I agree, but that doesn't have anything to do with what I said. I didn't say anything about choosing a language for a particular job, I said what makes programmers prefer a language which is very much syntax.

> Javascript: The language isn't bad but were it not for being the browser scripting language it never would have gotten so popular and tools like node.js probably wouldn't even exist.

If it were not for being the browser scripting language, it would not exist, so any reasoning beyond what it might have been otherwise is fallacious as it would not have been at all.

> Java: Native language on the powerful JVM.

Nope, portability across platforms made it popular.

> But picking the right language for a job usually requires going beyond the syntax.

Not disputed, but still unrelated to my point which is about syntax. I'm discussing syntax, it's off topic to and rude to tell me not to discuss syntax which is basically what you're doing.

I was not attacking you. I just used your comments about syntax to make a point more relevant to the thread started here: https://news.ycombinator.com/item?id=10183420
No worries, I never said you were attacking me.
> I'm not really a programmer.

The real question is do you understand how a computer works.

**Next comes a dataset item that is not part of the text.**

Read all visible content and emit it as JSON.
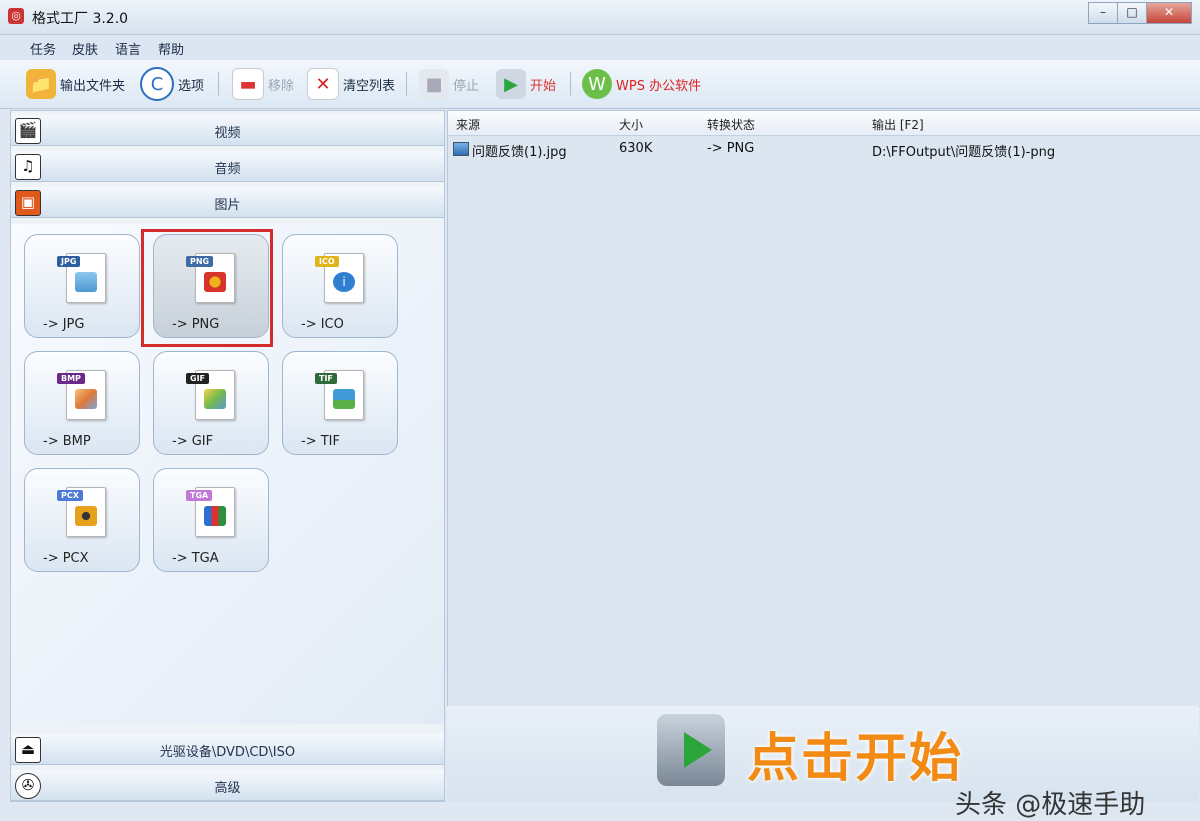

There's mapping a solution into a programming language, but programming language is just a tool to help with the real goal which is to map the solution to the computer itself.

> The fundamental bottleneck is always what's in your head.

Expressing a correct solution in a programming language is just the first step. It also has to be performant, usable, and accessible. Language choice usually has implications in those categories.

This works for small programs you write on your own. Even then, the kind of problems you even try to solve in Matlab are different from the ones you try to solve in JavaScript.

But in business, you often program within some framework (which makes some things easy, other things hard), glue together tons of open source libraries (what's available in different languages differs a lot), and you work on huge codebases in teams (and different languages get in your way in different ways).

I have a good CS background and follow a similar approach.

We were lucky that back they excel in throwing all the paradigms at the students and have enough lectures about pure algorithms and data structures regardless of the language.